Et si… L’automatisation et l’IA faisaient faire des économies à court-terme aux entreprises tout en racourcissant leur durée de vie ?

Le manque d’avocats en milieu de carrière handicape fortement les professions légales

En 2017, les experts avaient prédit une « décennie de perturbations ». Pour une fois, ils avaient vu juste, particulièrement en ce qui concerne les professions juridiques. Après la crise financière de 2008, les honoraires des cabinets d’avocats étaient trop élevés, même pour les entreprises. Traditionnellement, ces cabinets employaient des avocats peu qualifiés pour les tâches de routine. Les juniors acquéraient leur expérience sur le tas, afin de gravir les échelons, accomplissant des tâches répétitives mais essentielles au développement de leur jugement.

Mais au milieu des années 2010, les cabinets ont quasiment cessé d’employer des avocats juniors. A la place, ils ont investi dans des IA pour ces tâches de routine (par exemple, vérifier les cadastres, ou des contrôles préalables). Ces tâches étaient alors effectuées en quelques heures, alors qu’il fallait des semaines à des humains pour les accomplir. Un rapport récent estime que plus de 500 000 emplois d’avocats ont été perdus à travers le monde de 2015 à 2022.

Grâce à ces baisses de coûts, des cabinets sont passés d’un chiffre d’affaires d’un million de dollars en 2015 à cinq millions de dollars aujourd’hui. Dans une économie juridique de type « le gagnant rafle la mise », les perdants n’ont même pas pu commencer leur carrière tandis que les gagnants accumulaient d’énormes revenus.

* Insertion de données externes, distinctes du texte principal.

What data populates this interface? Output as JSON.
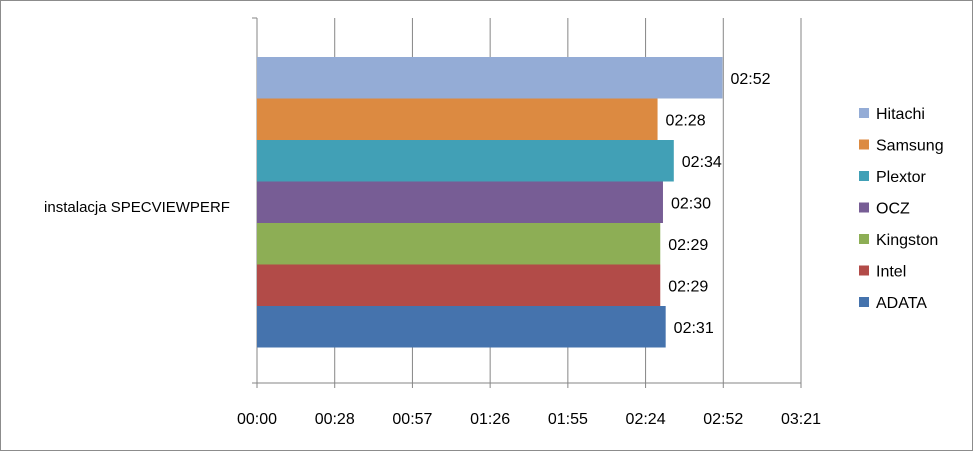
{
  "chart_data": {
    "type": "bar",
    "orientation": "horizontal",
    "categories": [
      "instalacja SPECVIEWPERF"
    ],
    "series": [
      {
        "name": "ADATA",
        "color": "#4573ad",
        "value_seconds": 151,
        "label": "02:31"
      },
      {
        "name": "Intel",
        "color": "#b24b48",
        "value_seconds": 149,
        "label": "02:29"
      },
      {
        "name": "Kingston",
        "color": "#8dae55",
        "value_seconds": 149,
        "label": "02:29"
      },
      {
        "name": "OCZ",
        "color": "#775d95",
        "value_seconds": 150,
        "label": "02:30"
      },
      {
        "name": "Plextor",
        "color": "#41a0b6",
        "value_seconds": 154,
        "label": "02:34"
      },
      {
        "name": "Samsung",
        "color": "#dc8a41",
        "value_seconds": 148,
        "label": "02:28"
      },
      {
        "name": "Hitachi",
        "color": "#94acd6",
        "value_seconds": 172,
        "label": "02:52"
      }
    ],
    "x_ticks": [
      "00:00",
      "00:28",
      "00:57",
      "01:26",
      "01:55",
      "02:24",
      "02:52",
      "03:21"
    ],
    "xlim_seconds": [
      0,
      201
    ],
    "grid": "vertical",
    "legend_position": "right"
  }
}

Mais aujourd’hui, les professions juridiques font face à un manque cruel d’avocats à mi-parcours de leur carrière. Les étudiants en droit devraient avoir intégré les cabinets en tant que junior et être aujourd’hui près d’obtenir le statut de partenaire. Mais avec aussi peu d’emplois en tant que junior disponibles à l’époque, les diplômés en droit ont abandonné leur carrière ou ont pris des petits boulots. Ainsi, les cabinets n’ont plus la possibilité d’embaucher des avocats avec de l’expérience. Ils sont obligés de promettre des salaires vertigineux, parfois supérieurs à ceux des partenaires eux-mêmes, afin d’engager le peu de candidats restant.

Ces cabinets se battent maintenant pour trouver des avocats expérimentés pour accomplir des tâches nécessitant les finesses d’un esprit humain : plaider, arranger un litige, arbitrer ou simplement s’appuyer sur des années d’expérience pour sceller des accords. Pour la première fois dans l’Histoire, nous avons besoin de plus d’avocats que ce dont nous disposons.

Ces questions étudient la façon dans laquelle Internet pourrait évoluer. Mais le chemin que nous prenons dépend de nous.